Northam’s parents were among the few whites who gave him the advantage of going to the newly integrated schools of the Eastern shore. Unlike the majority of the whites in the region, they did not send him to the all-white state funded “private” schools that were established after the 1954 Supreme Court Brown v. the Board of Education ruling that determined segregation in education to be unconstitutional.
According to an account in the New York Times, Northam still has black friends from his high school days who report that race was never an issue between them. But race is always an issue in this country — and the world — and so once again, we have another “opportunity” for the nation to engage in a dialogue about race.
But as Gov. Northam and Mark Herring, the attorney general of Virginia, have shown, white people in positions of power are no more ready now than they ever were to have serious dialogue about race. Neither have really apologized for their behavior, neither have taken the opportunity to admit to the viciousness of blackface, a caricature that drains all humanity from black people.
Though not always as overt as it was in Northam’s yearbook pictures, blackface still underlies representations of black people. The 19th century justifications for lynching in the tropes of dangerous, animalistic black men and stupid, lazy representations of black men and women of the minstrel shows live on in our culture, though in altered forms.

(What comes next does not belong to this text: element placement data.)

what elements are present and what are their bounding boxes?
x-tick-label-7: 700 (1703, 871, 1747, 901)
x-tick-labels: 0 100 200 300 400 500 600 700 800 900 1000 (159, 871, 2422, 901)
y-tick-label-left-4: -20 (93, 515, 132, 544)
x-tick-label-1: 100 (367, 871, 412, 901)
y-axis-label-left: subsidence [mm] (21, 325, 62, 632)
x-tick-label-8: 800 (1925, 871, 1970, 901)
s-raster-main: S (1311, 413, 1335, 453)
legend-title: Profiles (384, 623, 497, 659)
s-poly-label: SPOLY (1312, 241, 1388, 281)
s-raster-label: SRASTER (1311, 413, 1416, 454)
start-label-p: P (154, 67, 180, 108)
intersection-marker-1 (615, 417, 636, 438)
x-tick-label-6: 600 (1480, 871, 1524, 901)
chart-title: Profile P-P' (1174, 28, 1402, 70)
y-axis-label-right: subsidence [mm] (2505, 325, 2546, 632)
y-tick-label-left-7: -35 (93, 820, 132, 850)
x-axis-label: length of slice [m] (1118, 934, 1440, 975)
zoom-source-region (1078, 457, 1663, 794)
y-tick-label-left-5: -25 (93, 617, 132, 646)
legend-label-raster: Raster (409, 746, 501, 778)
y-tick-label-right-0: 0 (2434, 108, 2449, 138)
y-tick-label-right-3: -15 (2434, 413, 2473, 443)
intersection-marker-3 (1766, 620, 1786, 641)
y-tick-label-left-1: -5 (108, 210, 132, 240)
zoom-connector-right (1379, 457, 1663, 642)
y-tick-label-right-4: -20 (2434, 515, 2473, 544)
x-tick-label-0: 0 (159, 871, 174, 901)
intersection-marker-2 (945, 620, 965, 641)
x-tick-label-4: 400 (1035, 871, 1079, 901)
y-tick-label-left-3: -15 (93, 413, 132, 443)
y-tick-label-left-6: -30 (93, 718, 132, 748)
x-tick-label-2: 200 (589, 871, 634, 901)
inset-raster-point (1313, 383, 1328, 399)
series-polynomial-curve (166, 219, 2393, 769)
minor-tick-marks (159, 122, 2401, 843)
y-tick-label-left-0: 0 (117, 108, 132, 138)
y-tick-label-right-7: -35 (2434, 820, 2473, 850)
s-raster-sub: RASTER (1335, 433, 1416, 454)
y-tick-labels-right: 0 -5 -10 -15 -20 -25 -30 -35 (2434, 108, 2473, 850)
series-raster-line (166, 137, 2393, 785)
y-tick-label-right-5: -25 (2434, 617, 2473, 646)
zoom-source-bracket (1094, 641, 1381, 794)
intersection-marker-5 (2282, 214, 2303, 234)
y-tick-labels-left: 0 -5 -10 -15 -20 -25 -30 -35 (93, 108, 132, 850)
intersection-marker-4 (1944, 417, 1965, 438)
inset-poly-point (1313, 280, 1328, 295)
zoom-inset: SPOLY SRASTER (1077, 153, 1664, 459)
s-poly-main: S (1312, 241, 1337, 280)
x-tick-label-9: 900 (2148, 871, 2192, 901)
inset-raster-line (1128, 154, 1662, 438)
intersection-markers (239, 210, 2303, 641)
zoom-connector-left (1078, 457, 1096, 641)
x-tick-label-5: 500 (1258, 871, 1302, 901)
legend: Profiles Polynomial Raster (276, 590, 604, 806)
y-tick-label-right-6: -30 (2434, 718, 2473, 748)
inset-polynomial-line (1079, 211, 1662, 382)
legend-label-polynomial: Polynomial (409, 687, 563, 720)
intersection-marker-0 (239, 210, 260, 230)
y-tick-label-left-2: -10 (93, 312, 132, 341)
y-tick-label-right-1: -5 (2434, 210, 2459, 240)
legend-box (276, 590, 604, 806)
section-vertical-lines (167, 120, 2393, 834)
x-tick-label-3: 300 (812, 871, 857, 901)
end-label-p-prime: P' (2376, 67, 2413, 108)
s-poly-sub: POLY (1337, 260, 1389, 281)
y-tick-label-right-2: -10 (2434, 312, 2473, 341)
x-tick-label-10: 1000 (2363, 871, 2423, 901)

They are referenced in the words of the current occupant of the White House; in the impunity with which police shoot to kill black men, women, and children; in the only slightly veiled blackface representations of people of color in popular culture; and in many other places in U.S. culture.
Blackface is emblematic of how deeply white supremacy is embedded in our country keeping alive the myth of the inferiority of people of color. The United States has never faced the ways in which our history of genocide and slavery has shaped who we are as a nation and as individuals living within that context.
Blackface lives on because white supremacy is alive and everywhere. We only need to open our eyes to it, see it, and combat it.
Arlene Avakian is a professor emeritus in the Department of Women, Gender, Sexuality Studies at the University of Massachusetts Amherst.